Justine Babin

Depuis le début du mouvement de contestation, la justice fait feu de tout bois : elle a ordonné l'ouverture de plusieurs enquêtes dans des affaires de corruption, de gaspillage de fonds publics et de blanchiment d’argent jusque-là en suspens. D'après la présidence de la République, 18 dossiers font désormais l'objet d'enquêtes judiciaires.

« Impossible pour moi de préjuger des intentions des procureurs qui poursuivent ces dossiers », considère l’avocat Rabih el-Chaër, ancien président de l’association Sakker el-Dekkéné. « J’ignore si ces décisions relèvent d’un réveil du système judiciaire libanais, encouragé par les revendications des manifestants ou bien s’il s’agit de mesures populistes qui visent à calmer la contestation à bon compte. Tous les dossiers, naguère jetés aux oubliettes, seront-ils vraiment rouverts ? Ou verrons-nous simplement quelques boucs émissaires jetés en pâture pour apaiser la vindicte populaire ? » s’interroge-t-il.

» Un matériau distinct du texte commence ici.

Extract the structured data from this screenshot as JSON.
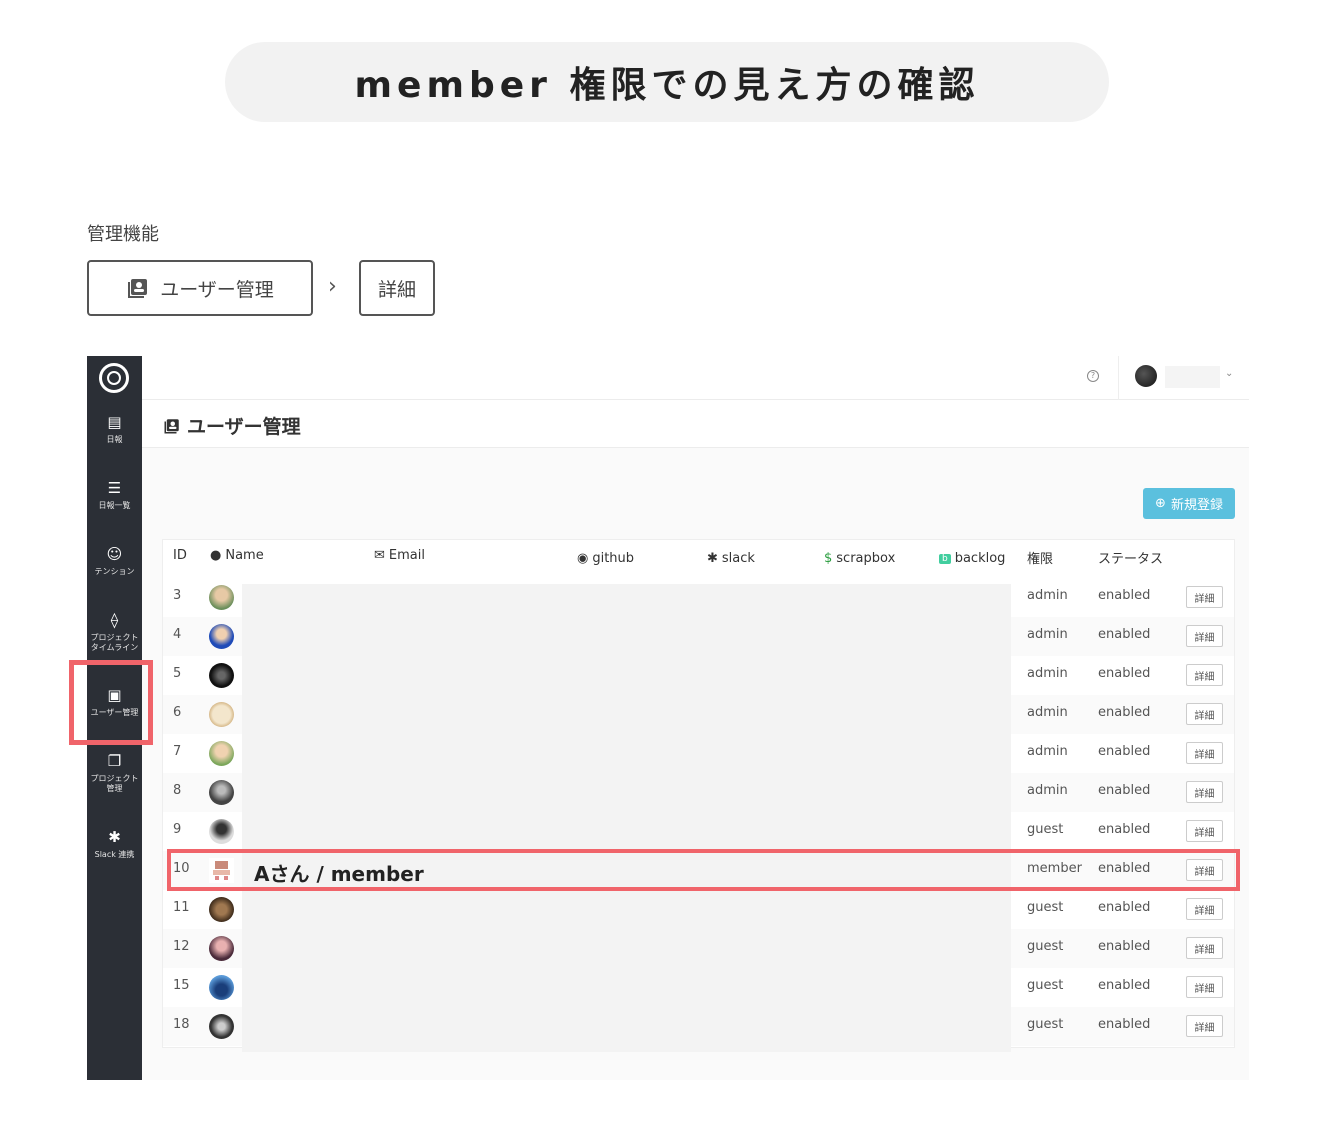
{
  "page": {
    "title": "member 権限での見え方の確認",
    "section_label": "管理機能",
    "breadcrumb": [
      {
        "label": "ユーザー管理",
        "icon": "user-card-icon"
      },
      {
        "label": "詳細"
      }
    ],
    "breadcrumb_separator": "›"
  },
  "sidebar": {
    "items": [
      {
        "label": "日報",
        "icon": "document-icon"
      },
      {
        "label": "日報一覧",
        "icon": "list-icon"
      },
      {
        "label": "テンション",
        "icon": "smile-icon"
      },
      {
        "label": "プロジェクト\nタイムライン",
        "icon": "timeline-icon"
      },
      {
        "label": "ユーザー管理",
        "icon": "user-card-icon"
      },
      {
        "label": "プロジェクト\n管理",
        "icon": "folder-icon"
      },
      {
        "label": "Slack 連携",
        "icon": "slack-icon"
      }
    ]
  },
  "header": {
    "title": "ユーザー管理"
  },
  "actions": {
    "new_button": "新規登録"
  },
  "table": {
    "columns": [
      "ID",
      "Name",
      "Email",
      "github",
      "slack",
      "scrapbox",
      "backlog",
      "権限",
      "ステータス"
    ],
    "detail_label": "詳細",
    "rows": [
      {
        "id": "3",
        "role": "admin",
        "status": "enabled"
      },
      {
        "id": "4",
        "role": "admin",
        "status": "enabled"
      },
      {
        "id": "5",
        "role": "admin",
        "status": "enabled"
      },
      {
        "id": "6",
        "role": "admin",
        "status": "enabled"
      },
      {
        "id": "7",
        "role": "admin",
        "status": "enabled"
      },
      {
        "id": "8",
        "role": "admin",
        "status": "enabled"
      },
      {
        "id": "9",
        "role": "guest",
        "status": "enabled"
      },
      {
        "id": "10",
        "role": "member",
        "status": "enabled"
      },
      {
        "id": "11",
        "role": "guest",
        "status": "enabled"
      },
      {
        "id": "12",
        "role": "guest",
        "status": "enabled"
      },
      {
        "id": "15",
        "role": "guest",
        "status": "enabled"
      },
      {
        "id": "18",
        "role": "guest",
        "status": "enabled"
      }
    ]
  },
  "annotation": {
    "highlighted_row_label": "Aさん / member"
  },
  "colors": {
    "sidebar": "#2b2f36",
    "accent": "#5bc0de",
    "highlight": "#f0646a"
  }
}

Le parquet financier en tout cas n’a jamais été aussi dynamique : le procureur Ali Ibrahim a notamment engagé des poursuites pour blanchiment d'argent contre le responsable de la sécurité à l'Aéroport de Beyrouth Omar Kaddouha, qui est soupçonné d’avoir touché des pots-de-vin. L'ancien ministre d’État et dirigeant du parti Baas, Fayez Chokr, est également poursuivi pour « négligence dans l’exercice de sa fonction », ce médecin de formation étant soupçonné d’avoir bénéficié d’un emploi fictif auprès de la Caisse nationale de Sécurité sociale. Le directeur général des Douanes libanaises, Badri Daher, a également été épinglé sans que l’on sache avec précision les faits reprochés.

Le procureur s’en est pris aussi au Conseil du développement et de la reconstruction (CDR) ainsi qu’à trois entreprises de BTP – Dar el-Handasah, LK et Batco – soupçonnés de dilapidation de fonds publics dans le cadre du projet de construction du barrage hydraulique de Brissa dans le Nord du pays.

Pour de nombreux experts, le cas de cette retenue d’eau est emblématique. Selon al-Akhbar, l’État a d’abord déboursé 10 millions de dollars pour sa construction en 2001 avant d’y injecter 20 millions de dollars supplémentaires deux ans plus tard, afin de tenter de réparer l’étanchéité de son soubassement. Le barrage doit pourtant encore faire l’objet de travaux, pour un montant estimé à 8 millions de dollars, que le Liban doit financer à travers un prêt bonifié octroyé par le Koweït.